DeGraw is a skilled electronic manipulator. He employs a range of evocative Eastern scales for his streaky, yawning synthlines, and his drums have an infectiously off-kilter knock. Simply put, SUM/ONE offers a lot to fans of Gang Gang Dance’s palette. Its main problem is in collaboration. Douglas Armour’s sappy vocal turn on “Empty Vases” is the exact opposite of Gang Gang Dance’s dream hookup with pre-pop stardom Tinchy Stryder—he sounds utterly basic, and even DeGraw’s drum patterns seem toned down to deal with him. Alexis Taylor and Lovefoxxx’s duet on “F.U.T.D. (Time of Waste)” is marginally better, in that the production doesn’t feel dumbed down and both vocalists do a reasonable job of riding the beat. Taylor’s schlubby “nothing to say” refrain feels like the exact opposite of DeGraw’s madcap attitude—he is a guy who led off an album by saying “it’s everything time,” after all—while Lovefoxxx is passable but hardly otherworldly, which might also describe her turn on “Flowers” as well.

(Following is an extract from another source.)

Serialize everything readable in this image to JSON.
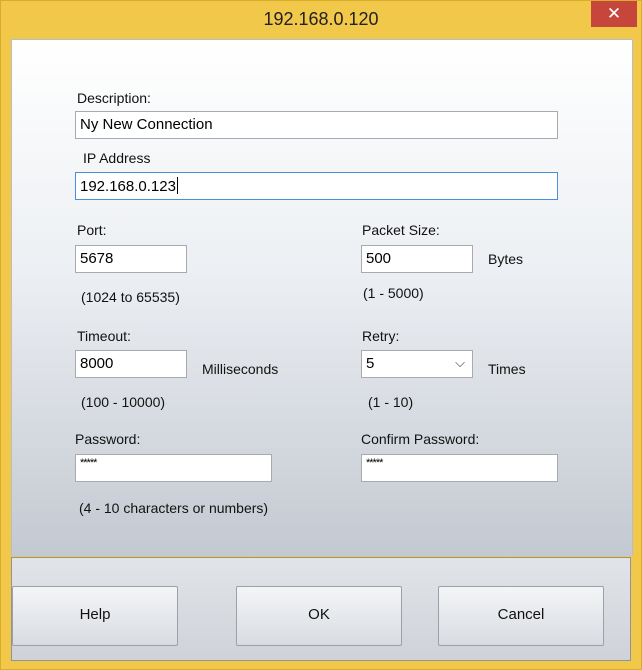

DeGraw sounds most complete when he is joined by his Gang Gang Dance counterpart Lizzi Bougatsos on “Like Rain Man.” She lends a sort of earthy, ethereal urgency to his bright production, which is marked by glacial arpeggios, a chasmic, extremely memorable portamento lead, and stepping, skipping drums. “Quantum Poet Riddim,” devoid of vocals, also conjures up a similar balance to DeGraw’s parent band, with its nominally dancehall rhythm and surreal synthesizer overlay. Again, the producer thoroughly lives up to his reputation here. He is constantly twisting presets into sparkling new shapes and knocking genre-specific drum patterns off their grids. His list of references is incredibly dense. Knowing what he is capable of with his band, though, one can’t help but feel a little unfulfilled by his solo effort. If anything, SUM/ONE‘s moments of constriction emphasize how vital the expansive jam aspect is to Gang Gang Dance.